INEP Revalida - Exame Nacional de Revalidação de Diplomas Médicos — Prova 2021
Uma paciente de 32 anos de idade vem ao retorno em seu médico de família para checar resultados de sorologias solicitadas na consulta anterior. A paciente refere 2 gestações prévias, e nega atividade sexual há mais de 1 ano, após seu divórcio. Ao checar os exames, o médico identifica o VDRL positivo à diluição de 1:2 (valor de referência: negativo) e o TPHA reagente (valor de referência: não reagente), HBsAg negativo, anti-HBc negativo, anti-HCV negativo e anti-HIV negativo. Ao exame físico, ela não apresenta nenhuma lesão genital ou extragenital. Ela afirma que realizou tratamento com penicilina na última gestação há 4 anos (relata 2 injeções em cada nádega, em 3 aplicações). O médico checa o prontuário da paciente e identifica o registro da aplicação de 3 doses de penicilina benzatina (2 400 000 UI a cada dose) durante o último pré-natal. Diante do que foi exposto, qual a conduta correta?
VDRL baixo título + TPHA reagente + tratamento adequado prévio + ausência de lesões = cicatriz sorológica.

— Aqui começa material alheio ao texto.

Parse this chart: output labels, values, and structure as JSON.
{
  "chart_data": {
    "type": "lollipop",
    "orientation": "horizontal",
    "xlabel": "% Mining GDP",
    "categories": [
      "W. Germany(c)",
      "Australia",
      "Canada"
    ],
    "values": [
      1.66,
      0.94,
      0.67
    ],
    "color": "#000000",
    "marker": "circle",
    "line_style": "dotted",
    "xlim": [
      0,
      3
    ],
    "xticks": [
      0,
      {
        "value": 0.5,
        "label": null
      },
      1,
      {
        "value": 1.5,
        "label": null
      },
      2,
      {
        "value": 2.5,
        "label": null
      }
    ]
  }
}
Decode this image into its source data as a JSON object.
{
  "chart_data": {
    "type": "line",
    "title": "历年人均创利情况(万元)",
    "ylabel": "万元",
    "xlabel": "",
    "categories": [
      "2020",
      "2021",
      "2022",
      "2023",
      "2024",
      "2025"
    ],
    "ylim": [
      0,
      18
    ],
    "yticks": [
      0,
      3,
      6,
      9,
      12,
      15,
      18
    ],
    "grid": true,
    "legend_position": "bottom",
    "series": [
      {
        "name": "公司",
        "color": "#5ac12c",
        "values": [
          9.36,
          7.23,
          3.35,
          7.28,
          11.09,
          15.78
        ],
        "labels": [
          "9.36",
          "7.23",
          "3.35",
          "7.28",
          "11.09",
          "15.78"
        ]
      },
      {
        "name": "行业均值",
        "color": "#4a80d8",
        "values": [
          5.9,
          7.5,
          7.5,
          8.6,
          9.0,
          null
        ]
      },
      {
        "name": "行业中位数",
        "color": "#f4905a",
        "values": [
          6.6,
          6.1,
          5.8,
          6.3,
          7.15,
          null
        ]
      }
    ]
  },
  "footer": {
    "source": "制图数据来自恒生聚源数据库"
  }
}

Em pacientes com VDRL de baixo título e TPHA reagente, que já receberam tratamento adequado para sífilis e não apresentam sinais de reinfecção ou falha terapêutica, a persistência da sorologia reagente é considerada uma cicatriz sorológica. Não há indicação de retratamento nesses casos.
A sífilis é uma infecção sexualmente transmissível causada pelo Treponema pallidum, com diversas apresentações clínicas. O diagnóstico é feito por testes não treponêmicos (VDRL, RPR) que quantificam anticorpos e refletem a atividade da doença, e testes treponêmicos (TPHA, FTA-Abs) que detectam anticorpos específicos e permanecem reagentes por toda a vida, mesmo após o tratamento. A interpretação dos resultados sorológicos é crucial. Um VDRL reagente com TPHA reagente indica sífilis. No entanto, após tratamento adequado, o VDRL pode negativar ou permanecer reagente em baixos títulos (geralmente ≤ 1:4), caracterizando a cicatriz sorológica. Nesses casos, o TPHA permanece reagente. A conduta correta depende da história clínica e do tratamento prévio. Se há comprovação de tratamento adequado, ausência de lesões e títulos baixos e estáveis de VDRL, considera-se cicatriz sorológica e não há indicação de retratamento. A reinfecção é suspeitada quando há aumento de 2 ou mais diluições no VDRL ou surgimento de novas lesões.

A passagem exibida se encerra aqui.